La racine du problème est lointaine, il faut remonter à 1815 puis à la Révolution belge de 1830 et ses suites. Les grandes puissances se sont fabriqué un no man’s land sans consulter la population, à l’image de la Tchécoslovaquie ou de la Yougoslavie. La situation s’est envenimée dès 1963, lorsque l’on a établi une frontière linguistique contre l’avis des gens. A présent, tout nouveau gouvernement doit obtenir la confiance du parlement. Or, la Chambre base est élue au scrutin proportionnel, comme le Conseil national. Les nationalistes flamands sont donc en train d’obtenir, sous nos yeux, la disparition progressive de la Belgique.

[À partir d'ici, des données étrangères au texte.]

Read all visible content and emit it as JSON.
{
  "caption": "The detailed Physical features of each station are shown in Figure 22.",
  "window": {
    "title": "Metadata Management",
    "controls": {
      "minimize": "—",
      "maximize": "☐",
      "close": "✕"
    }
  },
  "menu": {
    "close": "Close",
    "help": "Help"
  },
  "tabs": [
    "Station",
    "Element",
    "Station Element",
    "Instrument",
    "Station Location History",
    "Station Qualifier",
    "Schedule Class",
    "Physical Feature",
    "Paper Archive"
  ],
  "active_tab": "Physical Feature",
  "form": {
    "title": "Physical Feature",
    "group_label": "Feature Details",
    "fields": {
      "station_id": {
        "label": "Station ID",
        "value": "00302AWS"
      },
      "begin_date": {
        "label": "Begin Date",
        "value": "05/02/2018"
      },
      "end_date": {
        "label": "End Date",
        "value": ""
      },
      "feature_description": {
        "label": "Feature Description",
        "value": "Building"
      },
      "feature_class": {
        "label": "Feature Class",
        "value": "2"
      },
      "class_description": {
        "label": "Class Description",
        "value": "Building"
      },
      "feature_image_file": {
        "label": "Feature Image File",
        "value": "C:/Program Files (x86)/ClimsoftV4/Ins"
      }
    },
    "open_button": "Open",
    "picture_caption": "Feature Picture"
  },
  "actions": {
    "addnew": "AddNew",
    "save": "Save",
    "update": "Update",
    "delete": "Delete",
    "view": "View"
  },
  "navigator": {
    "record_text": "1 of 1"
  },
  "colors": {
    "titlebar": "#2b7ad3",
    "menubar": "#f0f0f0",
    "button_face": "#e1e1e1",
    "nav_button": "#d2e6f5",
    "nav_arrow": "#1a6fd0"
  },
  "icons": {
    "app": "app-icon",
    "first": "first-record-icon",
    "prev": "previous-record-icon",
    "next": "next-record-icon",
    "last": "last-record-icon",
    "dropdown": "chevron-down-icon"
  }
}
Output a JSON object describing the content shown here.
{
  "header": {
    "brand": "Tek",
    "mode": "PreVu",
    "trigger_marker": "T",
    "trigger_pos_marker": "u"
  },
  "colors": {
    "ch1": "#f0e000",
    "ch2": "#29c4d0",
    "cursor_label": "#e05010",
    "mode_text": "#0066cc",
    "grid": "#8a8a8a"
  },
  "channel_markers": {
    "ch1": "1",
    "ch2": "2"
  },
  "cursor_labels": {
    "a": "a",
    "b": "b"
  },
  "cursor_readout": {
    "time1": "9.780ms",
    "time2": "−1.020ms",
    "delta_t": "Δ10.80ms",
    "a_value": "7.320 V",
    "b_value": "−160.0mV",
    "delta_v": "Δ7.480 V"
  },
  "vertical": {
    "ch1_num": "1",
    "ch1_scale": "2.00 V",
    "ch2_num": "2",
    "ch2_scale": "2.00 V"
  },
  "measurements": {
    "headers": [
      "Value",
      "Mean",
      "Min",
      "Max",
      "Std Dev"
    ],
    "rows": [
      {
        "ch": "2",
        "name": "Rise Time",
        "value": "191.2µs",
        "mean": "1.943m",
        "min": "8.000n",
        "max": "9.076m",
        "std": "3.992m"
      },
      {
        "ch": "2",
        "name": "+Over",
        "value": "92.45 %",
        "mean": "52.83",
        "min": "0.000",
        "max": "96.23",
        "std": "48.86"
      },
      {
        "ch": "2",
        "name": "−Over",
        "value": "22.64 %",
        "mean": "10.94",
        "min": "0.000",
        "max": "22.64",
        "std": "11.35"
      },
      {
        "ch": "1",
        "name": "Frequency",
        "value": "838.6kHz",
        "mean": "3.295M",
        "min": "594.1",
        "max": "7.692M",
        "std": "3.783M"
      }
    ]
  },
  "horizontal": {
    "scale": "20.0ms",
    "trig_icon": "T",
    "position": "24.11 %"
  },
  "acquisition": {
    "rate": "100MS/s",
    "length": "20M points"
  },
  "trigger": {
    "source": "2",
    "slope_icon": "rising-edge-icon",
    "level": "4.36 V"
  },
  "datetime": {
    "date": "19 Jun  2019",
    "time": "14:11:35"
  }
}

La Flandre peut se déclarer indépendante sans grande difficulté: elle aurait davantage d’habitants (6 millions) que le Danemark ou la Finlande, elle est bien intégrée à l’Europe, n’aurait pas besoin d’armée… Le rattachement de la Wallonie à la France me paraît impossible, dans la situation actuelle. Plus tard, lorsque l’Europe des régions sera réalité, peut-être… Il faut donc que les Wallons se retroussent les manches s’ils veulent éviter une crise majeure. Et il reste le problème de Bruxelles. Ou l’UE conduit une initiative politique en disant son besoin d’un district européen, comme Washington DC; ou la Flandre la revendique. Ce qui ne manquera pas d’arriver si l’option européenne est écartée.»